Like most writing books you come away with lots of what to do and not so much how, perhaps because the how is so individual most authors can't really explain it in a way that sets off light bulbs for others. But it is funny like her books and there is some good encouragement.
"For thirty years I'd been telling myself stories and I'd never once put one on paper! I knew nothing about the business of writing. Didn't know any writers. Didn't have any skills. Had forgotten how to punctuate a sentence and hadn't a clue how to write dialogue. So, armed with all this ignorance, I set out to write a book. My first attempt was horrible and embarrassing. Ditto the second. The third book was less horrible, and I'd gotten beyond embarrassment. Still couldn't sell anything. The thing is, I discovered I loved the process. I had a supportive family and my Jersey belligerence kicked in. I hung in there and kept trying to get better ... and ten yeas after I made the decision to write a book, I finally sold one (Hero at Large.)"
Discipline Essentials

Write something every day, even if it means getting just a few sentence on the screen. Here are a few different ways to accompish this:
  • Do it by time. Start small, if you want. Start with five minutes and increase the time b five minutes a day. In two weeks, you'll be sitting at your desk for about an hour a day. Add more time as you choose.
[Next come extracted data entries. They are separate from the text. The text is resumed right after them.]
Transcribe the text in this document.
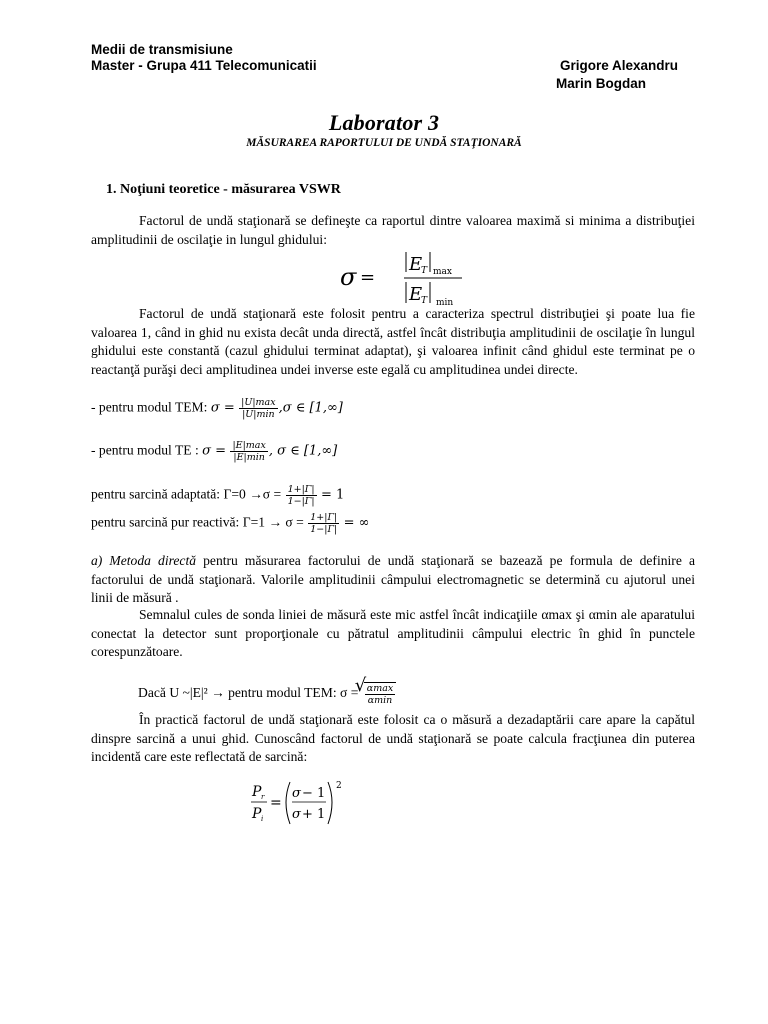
Medii de transmisiune
Master - Grupa 411 Telecomunicatii	Grigore Alexandru
Marin Bogdan
Laborator 3
MĂSURAREA RAPORTULUI DE UNDĂ STAŢIONARĂ
1. Noţiuni teoretice - măsurarea VSWR
Factorul de undă staţionară se defineşte ca raportul dintre valoarea maximă si minima a distribuţiei amplitudinii de oscilaţie in lungul ghidului:
σ =
E
T max
E
T min
Factorul de undă staţionară este folosit pentru a caracteriza spectrul distribuţiei şi poate lua fie valoarea 1, când in ghid nu exista decât unda directă, astfel încât distribuţia amplitudinii de oscilaţie în lungul ghidului este constantă (cazul ghidului terminat adaptat), şi valoarea infinit când ghidul este terminat pe o reactanţă purăşi deci amplitudinea undei inverse este egală cu amplitudinea undei directe.
- pentru modul TEM: $\sigma = \frac{|U|\max}{|U|\min} ,\sigma$ ∈ [1,∞]
- pentru modul TE : $\sigma = \frac{|E|\max}{|E|\min}$ , σ ∈ [1,∞]
pentru sarcină adaptată: $\Gamma=0 \to\sigma = \frac{1+|\Gamma|}{1-|\Gamma|} = 1$
pentru sarcină pur reactivă: $\Gamma=1 \to \sigma = \frac{1+|\Gamma|}{1-|\Gamma|}$ = ∞
a) Metoda directă pentru măsurarea factorului de undă staţionară se bazează pe formula de definire a factorului de undă staţionară. Valorile amplitudinii câmpului electromagnetic se determină cu ajutorul unei linii de măsură .
Semnalul cules de sonda liniei de măsură este mic astfel încât indicaţiile αmax şi αmin ale aparatului conectat la detector sunt proporţionale cu pătratul amplitudinii câmpului electric în ghid în punctele corespunzătoare.
Dacă U ~|E|² → pentru modul TEM: σ =
√
$\frac{\alpha\max}{\alpha\min}$
În practică factorul de undă staţionară este folosit ca o măsură a dezadaptării care apare la capătul dinspre sarcină a unui ghid. Cunoscând factorul de undă staţionară se poate calcula fracţiunea din puterea incidentă care este reflectată de sarcină:
P r
P i
=
σ − 1
σ + 1
2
  • Do it by pages. Start with one paragraph a day and work toward a page a day. If you do only that, by year's end you will have written 365 pages.
  • Do it by word count. Plan to write a specific number of words each day. Hemingway wrote around five hundred words a day -- approximately two pages. In his short lifetime (Hemingway died at sixty-one), those two pages a day produced nine novels and a bunch of short stories -- with plenty of tikme out for game hunting and fishing.
  • Do it by appointment. Treat writing like any other part of your daily routine. Carve out a place -- the corner of a room or the kitchen table -- and a certain time of each day for writing. Then show up for work.